Example: A student can enroll in multiple courses (one-to-many relationship).

d. Data Manipulation Language (DML)

DML is a subset of SQL used to manipulate data in a database. It includes operations like INSERT, UPDATE, DELETE, and SELECT to work with the actual data.
Example:

SELECT * FROM students;

e. Structured Query Language (SQL)

SQL is a standardized language used to manage and manipulate relational databases. It includes commands for data definition, manipulation, and access control.
Example:

CREATE TABLE employees (...);

f. Data Integrity

Data integrity refers to the accuracy, consistency, and reliability of data throughout its lifecycle. It ensures data is valid and remains unchanged unless modified through authorized operations.

g. Data Definition Language (DDL)

DDL is a subset of SQL used to define and modify the structure of database objects such as tables and schemas.
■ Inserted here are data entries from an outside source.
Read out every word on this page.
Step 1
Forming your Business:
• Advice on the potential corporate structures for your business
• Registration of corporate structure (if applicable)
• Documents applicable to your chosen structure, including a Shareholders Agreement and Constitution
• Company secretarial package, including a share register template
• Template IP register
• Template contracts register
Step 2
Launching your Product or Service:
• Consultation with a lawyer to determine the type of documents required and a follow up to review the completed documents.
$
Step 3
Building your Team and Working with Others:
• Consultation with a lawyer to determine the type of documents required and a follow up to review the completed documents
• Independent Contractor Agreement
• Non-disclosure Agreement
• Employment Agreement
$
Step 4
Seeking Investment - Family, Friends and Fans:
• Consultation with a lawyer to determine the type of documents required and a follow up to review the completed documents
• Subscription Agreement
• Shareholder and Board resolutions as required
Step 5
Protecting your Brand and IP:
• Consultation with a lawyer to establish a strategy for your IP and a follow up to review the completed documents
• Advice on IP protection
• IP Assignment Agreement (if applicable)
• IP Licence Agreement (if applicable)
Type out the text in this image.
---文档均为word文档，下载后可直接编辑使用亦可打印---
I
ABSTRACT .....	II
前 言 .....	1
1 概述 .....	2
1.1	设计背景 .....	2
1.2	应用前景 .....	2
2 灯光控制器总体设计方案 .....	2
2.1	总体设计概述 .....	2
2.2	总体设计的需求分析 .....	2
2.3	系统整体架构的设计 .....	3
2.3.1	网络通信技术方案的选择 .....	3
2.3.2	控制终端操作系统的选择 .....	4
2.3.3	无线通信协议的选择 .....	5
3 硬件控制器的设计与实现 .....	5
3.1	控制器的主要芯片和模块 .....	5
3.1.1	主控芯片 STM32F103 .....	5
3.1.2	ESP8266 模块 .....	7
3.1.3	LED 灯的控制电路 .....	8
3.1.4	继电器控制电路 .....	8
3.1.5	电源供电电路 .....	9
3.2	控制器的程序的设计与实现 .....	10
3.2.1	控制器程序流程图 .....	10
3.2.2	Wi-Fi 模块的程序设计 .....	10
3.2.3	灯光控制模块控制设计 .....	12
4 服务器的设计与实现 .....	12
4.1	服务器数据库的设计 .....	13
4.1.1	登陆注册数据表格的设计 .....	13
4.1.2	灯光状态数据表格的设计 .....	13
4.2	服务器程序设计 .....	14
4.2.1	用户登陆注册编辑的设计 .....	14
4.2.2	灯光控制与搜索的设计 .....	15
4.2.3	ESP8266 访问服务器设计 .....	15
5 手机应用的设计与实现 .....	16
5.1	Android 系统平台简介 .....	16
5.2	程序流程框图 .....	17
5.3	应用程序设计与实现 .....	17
It includes commands like CREATE, ALTER, and DROP.
Example:

CREATE TABLE students (...);

h. Data Security

Data security involves protecting data from unauthorized access, alteration, or deletion. It includes user authentication, encryption, and access control mechanisms to ensure privacy and protection.

i. Database System

A database system is a combination of hardware, software (DBMS), data, and users that work together to store, manage, and retrieve structured data efficiently.